Flyte uses separate workqueues for reading from and writing to the catalog to prevent slow writes from blocking cache lookups. These are managed by the AsyncClientImpl in flyteplugins/go/tasks/pluginmachinery/catalog/async_client_impl.go.

Each workqueue is configured using the workqueue.Config struct:

  • workers: The number of concurrent goroutines processing catalog requests. Increase this if you see high latency in task transitions due to catalog bottlenecks.
  • maxRetries: The number of times a catalog operation (like a S3/GCS download of metadata) will be retried before failing.
  • maxItems: The size of the index cache for the workqueue.

In flyteplugins/go/tasks/pluginmachinery/catalog/async_client_impl.go, these queues are initialized as follows:

func NewAsyncClient(client Client, cfg Config, scope promutils.Scope) (AsyncClientImpl, error) {
readerWorkQueue, err := workqueue.NewIndexedWorkQueue("reader", NewReaderProcessor(client), cfg.ReaderWorkqueueConfig,
scope.NewSubScope("reader"))
// ...
writerWorkQueue, err := workqueue.NewIndexedWorkQueue("writer", NewWriterProcessor(client), cfg.WriterWorkqueueConfig,
scope.NewSubScope("writer"))
// ...
}

Managing Cache Expiration

The maxCacheAge parameter controls the TTL (Time To Live) of cache entries.
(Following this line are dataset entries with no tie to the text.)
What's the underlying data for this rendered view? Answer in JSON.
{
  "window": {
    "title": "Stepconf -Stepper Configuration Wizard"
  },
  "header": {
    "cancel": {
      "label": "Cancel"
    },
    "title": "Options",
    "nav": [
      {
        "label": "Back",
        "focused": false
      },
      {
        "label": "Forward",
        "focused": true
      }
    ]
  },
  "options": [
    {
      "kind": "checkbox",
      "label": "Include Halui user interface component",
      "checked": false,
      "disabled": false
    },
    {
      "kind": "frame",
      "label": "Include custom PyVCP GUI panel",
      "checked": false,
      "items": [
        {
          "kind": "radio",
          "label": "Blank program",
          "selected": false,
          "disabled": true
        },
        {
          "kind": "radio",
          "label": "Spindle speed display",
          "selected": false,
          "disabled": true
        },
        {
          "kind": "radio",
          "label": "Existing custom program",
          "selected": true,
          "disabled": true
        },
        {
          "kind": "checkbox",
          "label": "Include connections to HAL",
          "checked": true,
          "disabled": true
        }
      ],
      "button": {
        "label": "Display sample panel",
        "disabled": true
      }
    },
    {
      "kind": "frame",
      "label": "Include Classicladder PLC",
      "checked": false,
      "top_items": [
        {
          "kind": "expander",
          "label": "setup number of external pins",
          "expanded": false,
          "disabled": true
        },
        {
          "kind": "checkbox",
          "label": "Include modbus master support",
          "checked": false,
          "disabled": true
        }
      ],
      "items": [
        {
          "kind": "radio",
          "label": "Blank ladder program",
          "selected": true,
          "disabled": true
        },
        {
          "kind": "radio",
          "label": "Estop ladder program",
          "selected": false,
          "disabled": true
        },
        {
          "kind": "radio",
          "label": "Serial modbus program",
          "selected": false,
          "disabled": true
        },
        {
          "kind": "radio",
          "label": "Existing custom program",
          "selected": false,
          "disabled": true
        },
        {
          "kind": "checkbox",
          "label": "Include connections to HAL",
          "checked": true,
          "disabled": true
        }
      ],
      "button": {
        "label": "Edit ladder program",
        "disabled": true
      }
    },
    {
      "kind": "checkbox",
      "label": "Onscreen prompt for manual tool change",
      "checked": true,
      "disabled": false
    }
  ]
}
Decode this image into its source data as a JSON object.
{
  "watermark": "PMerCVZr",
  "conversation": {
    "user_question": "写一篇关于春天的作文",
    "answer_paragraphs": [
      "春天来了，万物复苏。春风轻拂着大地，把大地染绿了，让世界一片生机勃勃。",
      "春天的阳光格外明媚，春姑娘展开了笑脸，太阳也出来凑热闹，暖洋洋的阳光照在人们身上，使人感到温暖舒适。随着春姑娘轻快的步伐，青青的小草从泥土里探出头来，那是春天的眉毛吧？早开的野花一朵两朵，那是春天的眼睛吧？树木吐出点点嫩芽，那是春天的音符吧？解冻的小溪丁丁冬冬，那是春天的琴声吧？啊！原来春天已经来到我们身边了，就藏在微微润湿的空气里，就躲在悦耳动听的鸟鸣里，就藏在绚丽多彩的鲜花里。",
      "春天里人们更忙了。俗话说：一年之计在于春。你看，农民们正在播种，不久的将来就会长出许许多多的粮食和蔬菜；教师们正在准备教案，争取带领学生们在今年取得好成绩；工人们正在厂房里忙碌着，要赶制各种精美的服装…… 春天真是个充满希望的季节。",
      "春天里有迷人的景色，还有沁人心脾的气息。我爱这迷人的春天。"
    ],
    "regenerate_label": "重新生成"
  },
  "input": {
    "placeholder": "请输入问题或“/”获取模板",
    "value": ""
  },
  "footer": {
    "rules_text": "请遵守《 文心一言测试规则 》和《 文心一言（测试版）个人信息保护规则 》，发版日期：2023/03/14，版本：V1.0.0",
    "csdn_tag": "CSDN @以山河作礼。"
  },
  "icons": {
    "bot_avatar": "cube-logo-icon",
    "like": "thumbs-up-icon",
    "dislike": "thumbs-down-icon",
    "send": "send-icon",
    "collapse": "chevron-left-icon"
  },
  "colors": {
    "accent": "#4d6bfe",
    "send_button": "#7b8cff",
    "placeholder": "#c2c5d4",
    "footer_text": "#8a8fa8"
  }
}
  • Expiration: If a cache entry is older than the specified duration, Flyte treats it as a cache miss and re-executes the task.
  • Infinite Cache: Setting maxCacheAge: 0 (the default) means cache entries never expire based on age.

Enforcing Cache Isolation

By default, Flyte may allow cache hits across different projects if the task signature and inputs match. To restrict cache hits to the same project and domain where the execution is running, use the CacheKeyConfig in flyteplugins/go/tasks/pluginmachinery/catalog/config.go:

type CacheKeyConfig struct {
EnforceExecutionProjectDomain bool `json:"enforceExecutionProjectDomain" pflag:", Use execution project domain when computing the cache key..."`
}

When enforceExecutionProjectDomain is set to true, Flyte includes the current execution's project and domain in the cache key hash, even if the task being executed was defined in a different project.

Troubleshooting and Best Practices

Sizing for Array Tasks

The maxItems setting in both reader and writer workqueues must be large enough to accommodate the largest array tasks allowed in your Flyte deployment. Because each sub-task in an array task can trigger a separate catalog lookup or upload, a small maxItems value will cause the workqueue index to overflow, leading to performance degradation or dropped requests.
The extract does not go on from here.